Crow Dog Native Ferns and Gardens
Landscape Design with Native Ferns
The ideal sources of design ideas for native ferns are native habitats of individual species and groups of fern species. Choose sites in the garden that meet most of the needs of the individual species and/or create conditions that are appropriate. The large number of native fern species and the variety of their ecologies offer many design possibilities. The placement of ferns in gardens (aside from ecological needs outlined on the Ecology and Habitat Conditions Page is largely dependent on size of mature ferns, rhizome habits, morphology of fronds, color, and on whether species are deciduous or evergreen.
Large ferns, such as Silvery Glade Fern, Narrow Glade Fern, Cinnamon Fern, Interrupted Fern, Southern Lady Fern, Goldie's Wood Fern, Marginal Wood Fern, and Mountain Wood Fern have ascending or errect rhizomes and are very good accent and background plants.
Christmas Fern, Marginal Wood Fern, and Fancy Fern are medium size evergreen ferns that are excellent borders along paths and along edges of larger plant areas or woodlands. They do not spread but slight expand each year.
Long rhizomous ferns, such as Northern Maidenhair, New York Fern, Broad Beech Fern, Hay-scented Fern, Sensitive Fern, and Netted Chain Fern creep at various rates to form luxurious ground covers.

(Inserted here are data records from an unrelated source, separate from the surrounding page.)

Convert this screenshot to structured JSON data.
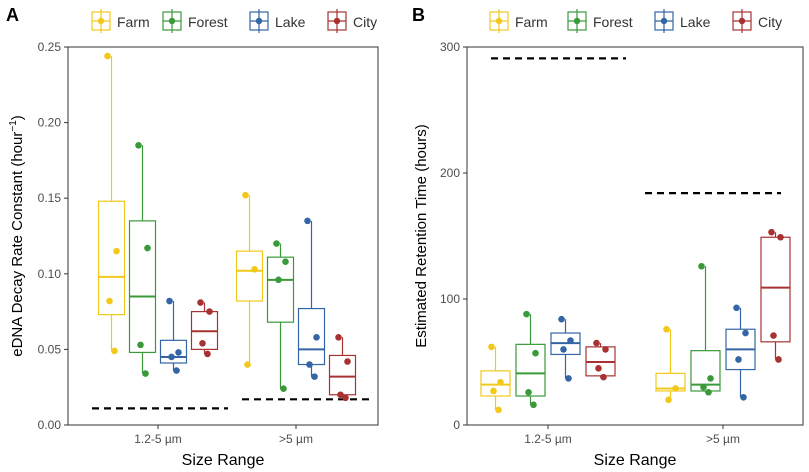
{
  "panel_labels": [
    "A",
    "B"
  ],
  "legend": {
    "entries": [
      "Farm",
      "Forest",
      "Lake",
      "City"
    ],
    "colors": [
      "#F2C81B",
      "#3A9A3A",
      "#3465A4",
      "#A83232"
    ]
  },
  "chart_data": [
    {
      "type": "boxplot",
      "panel": "A",
      "xlabel": "Size Range",
      "ylabel_main": "eDNA Decay Rate Constant (hour",
      "ylabel_sup": "−1",
      "ylabel_end": ")",
      "categories": [
        "1.2-5 µm",
        ">5 µm"
      ],
      "ylim": [
        0,
        0.25
      ],
      "yticks": [
        0.0,
        0.05,
        0.1,
        0.15,
        0.2,
        0.25
      ],
      "ytick_labels": [
        "0.00",
        "0.05",
        "0.10",
        "0.15",
        "0.20",
        "0.25"
      ],
      "series": [
        {
          "name": "Farm",
          "color": "#F2C81B",
          "boxes": [
            {
              "q1": 0.073,
              "median": 0.098,
              "q3": 0.148,
              "min": 0.049,
              "max": 0.244,
              "points": [
                0.244,
                0.115,
                0.082,
                0.049
              ]
            },
            {
              "q1": 0.082,
              "median": 0.102,
              "q3": 0.115,
              "min": 0.04,
              "max": 0.152,
              "points": [
                0.152,
                0.103,
                0.04
              ]
            }
          ]
        },
        {
          "name": "Forest",
          "color": "#3A9A3A",
          "boxes": [
            {
              "q1": 0.048,
              "median": 0.085,
              "q3": 0.135,
              "min": 0.034,
              "max": 0.185,
              "points": [
                0.185,
                0.117,
                0.053,
                0.034
              ]
            },
            {
              "q1": 0.068,
              "median": 0.096,
              "q3": 0.111,
              "min": 0.024,
              "max": 0.12,
              "points": [
                0.12,
                0.108,
                0.096,
                0.024
              ]
            }
          ]
        },
        {
          "name": "Lake",
          "color": "#3465A4",
          "boxes": [
            {
              "q1": 0.041,
              "median": 0.045,
              "q3": 0.056,
              "min": 0.036,
              "max": 0.082,
              "points": [
                0.082,
                0.048,
                0.045,
                0.036
              ]
            },
            {
              "q1": 0.04,
              "median": 0.05,
              "q3": 0.077,
              "min": 0.032,
              "max": 0.135,
              "points": [
                0.135,
                0.058,
                0.04,
                0.032
              ]
            }
          ]
        },
        {
          "name": "City",
          "color": "#A83232",
          "boxes": [
            {
              "q1": 0.05,
              "median": 0.062,
              "q3": 0.075,
              "min": 0.047,
              "max": 0.081,
              "points": [
                0.081,
                0.075,
                0.054,
                0.047
              ]
            },
            {
              "q1": 0.02,
              "median": 0.032,
              "q3": 0.046,
              "min": 0.018,
              "max": 0.058,
              "points": [
                0.058,
                0.042,
                0.02,
                0.018
              ]
            }
          ]
        }
      ],
      "reference_lines": [
        {
          "category_index": 0,
          "value": 0.011
        },
        {
          "category_index": 1,
          "value": 0.017
        }
      ]
    },
    {
      "type": "boxplot",
      "panel": "B",
      "xlabel": "Size Range",
      "ylabel_main": "Estimated Retention Time (hours)",
      "ylabel_sup": "",
      "ylabel_end": "",
      "categories": [
        "1.2-5 µm",
        ">5 µm"
      ],
      "ylim": [
        0,
        300
      ],
      "yticks": [
        0,
        100,
        200,
        300
      ],
      "ytick_labels": [
        "0",
        "100",
        "200",
        "300"
      ],
      "series": [
        {
          "name": "Farm",
          "color": "#F2C81B",
          "boxes": [
            {
              "q1": 23,
              "median": 32,
              "q3": 43,
              "min": 12,
              "max": 62,
              "points": [
                62,
                34,
                27,
                12
              ]
            },
            {
              "q1": 27,
              "median": 29,
              "q3": 41,
              "min": 20,
              "max": 76,
              "points": [
                76,
                29,
                20
              ]
            }
          ]
        },
        {
          "name": "Forest",
          "color": "#3A9A3A",
          "boxes": [
            {
              "q1": 23,
              "median": 41,
              "q3": 64,
              "min": 16,
              "max": 88,
              "points": [
                88,
                57,
                26,
                16
              ]
            },
            {
              "q1": 27,
              "median": 32,
              "q3": 59,
              "min": 26,
              "max": 126,
              "points": [
                126,
                37,
                30,
                26
              ]
            }
          ]
        },
        {
          "name": "Lake",
          "color": "#3465A4",
          "boxes": [
            {
              "q1": 56,
              "median": 65,
              "q3": 73,
              "min": 37,
              "max": 84,
              "points": [
                84,
                67,
                60,
                37
              ]
            },
            {
              "q1": 44,
              "median": 60,
              "q3": 76,
              "min": 22,
              "max": 93,
              "points": [
                93,
                73,
                52,
                22
              ]
            }
          ]
        },
        {
          "name": "City",
          "color": "#A83232",
          "boxes": [
            {
              "q1": 39,
              "median": 50,
              "q3": 62,
              "min": 38,
              "max": 65,
              "points": [
                65,
                60,
                45,
                38
              ]
            },
            {
              "q1": 66,
              "median": 109,
              "q3": 149,
              "min": 52,
              "max": 153,
              "points": [
                153,
                149,
                71,
                52
              ]
            }
          ]
        }
      ],
      "reference_lines": [
        {
          "category_index": 0,
          "value": 291
        },
        {
          "category_index": 1,
          "value": 184
        }
      ]
    }
  ]
}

Mixtures of these species, that are compatible ecologically, make excellent multi-textured ground covers.
Rock Garden Ferns
Marginal Wood Fern, Wooly and Hairy Lip Ferns, Aspleniums, Fancy Fern, Ressurrection Ferns, Blunt-lobed Woodsia, and Goldies Wood Fern are frequently found in nature growing around and on rocks. They also are appropriate for planting in crevices and holes in rock walls that are vertical or sloped.
Water Feature Ferns
Damp to wet garden areas, such as created or natural ponds, low areas that collect and hold moisture, stream banks, and bogs are ideal for Christmas Fern, Cinnamon Fern, Royal Fern, Sensitive Fern, Netted Chain Fern, New York Fern, Silvery Glade Fern and narrow Glade Fern. A general rule of thumb is: With higher perrenial moisture and more full sun hours, these ferns thrive and attain maximum size. The two exceptions are Silvery Glade Fern and Narrow Glade Fern that require mostly dappled shade.
Planting Native Ferns
Many ferns native to the Carolinas can be adapted to home landscapes provided that species used in a particular geographic area can flourish in the weather and soil characteristics of that area. Sowing spores in a garden landscape usually doesn’t produce plants. However, some species that are established in a garden may reproduce from spores naturally. Other species may propagate themselves through vegetative reproduction.
Ferns are typically transplanted in gardens from container grown plants and from plants removed from their natural habitat (plant rescues and from private land with digging permission). Important factors in transplanting success are:
Transplant only mature ferns (grow immature ferns in containers for about 5 months).
Plant species that are adapted to the geographic region.Locate the plants in places that nearly replicate the plant’s environmental needs.
Plant at the same depth as in the pot or from the location where the plant was dug.Assure that the soil has water retaining characteristics (organic matter).
Assure proper soil ph (most native ferns grow in acid soil).Mulch the plants (preferably with leaves and/or leaf mold.
Keep the soil moist for 2 months after planting to ensure healthy root growth.After 2 months, do not allow the soil to dry completely.
Apply 10-10-10 in the spring at the rate of approximately 1 tablespoon per plant.Apply micro-nutrient at the rate of 1/2 teaspoon per plant in the spring.
Allow old fronds to remain and decay at the base of the plant.